2.15.17
Suggested lead:
Lawmakers in Olympia reached out Wednesday with a simple message to immigrants:
"We've got your back." Dan Frizzell has more.
Wrap (:80 total):
The Muslim ban may be shot down, at least temporarily, but House and
Senate Democrats at the state Capitol are preparing for more.
On a day when the Legislature took pause to recall and condemn the World
War II internment of Japanese Americans, representatives and senators met with
reporters to renew their pledge to resist any federal attempts to violate the
civil rights of Washington residents. Current House bills would prohibit state
agencies from helping the Trump administration compile religious registries, and
would establish a hot-line for reporting a growing number of aggressive
incidents verging on hate crime. Representative Lillian Ortiz-Self sponsored
that bill, and the Mukilteo Democrat was adamant.
ORTIZ-SELF: “We’ve seen a country that has been motivated by fear to create
hatred and discrimination and injustice. And that is not OK.
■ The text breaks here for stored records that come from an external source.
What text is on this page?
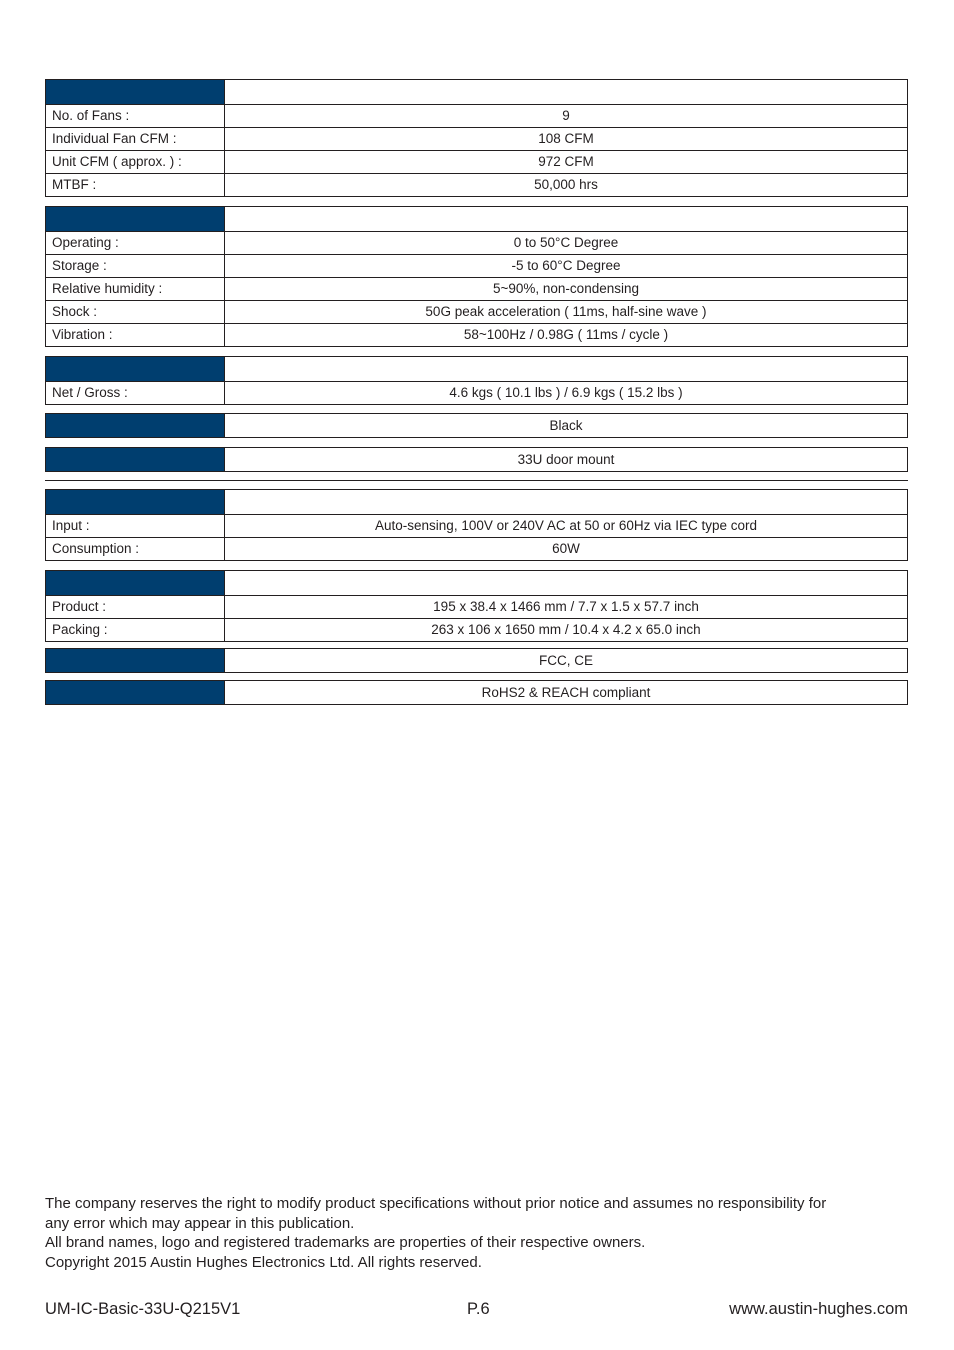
No. of Fans :	9
Individual Fan CFM :	108 CFM
Unit CFM ( approx. ) :	972 CFM
MTBF :	50,000 hrs

Operating :	0 to 50°C Degree
Storage :	-5 to 60°C Degree
Relative humidity :	5~90%, non-condensing
Shock :	50G peak acceleration ( 11ms, half-sine wave )
Vibration :	58~100Hz / 0.98G ( 11ms / cycle )

Net / Gross :	4.6 kgs ( 10.1 lbs ) / 6.9 kgs ( 15.2 lbs )
	Black
	33U door mount

Input :	Auto-sensing, 100V or 240V AC at 50 or 60Hz via IEC type cord
Consumption :	60W

Product :	195 x 38.4 x 1466 mm / 7.7 x 1.5 x 57.7 inch
Packing :	263 x 106 x 1650 mm / 10.4 x 4.2 x 65.0 inch
	FCC, CE
	RoHS2 & REACH compliant

The company reserves the right to modify product specifications without prior notice and assumes no responsibility for

any error which may appear in this publication.

All brand names, logo and registered trademarks are properties of their respective owners.

Copyright 2015 Austin Hughes Electronics Ltd. All rights reserved.

UM-IC-Basic-33U-Q215V1	P.6	www.austin-hughes.com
This is our state. It’s just
not going to happen in this Washington.” [:13]
Even without a single Republican cosponsor, both bills are
expected to pass the House, where Democrats hold the majority.
The picture is less promising in the Senate.
Republicans have a one-vote edge in that chamber, including a GOP senator
who spends much of his time in Washington, D.C., working for Trump.
Democratic senators, however, did go out of their way Wednesday to
commend Senator Joe Fain of Auburn, the lone Republican who agreed to cosponsor
the anti-registry bill. In Olympia, I’m Dan Frizzell.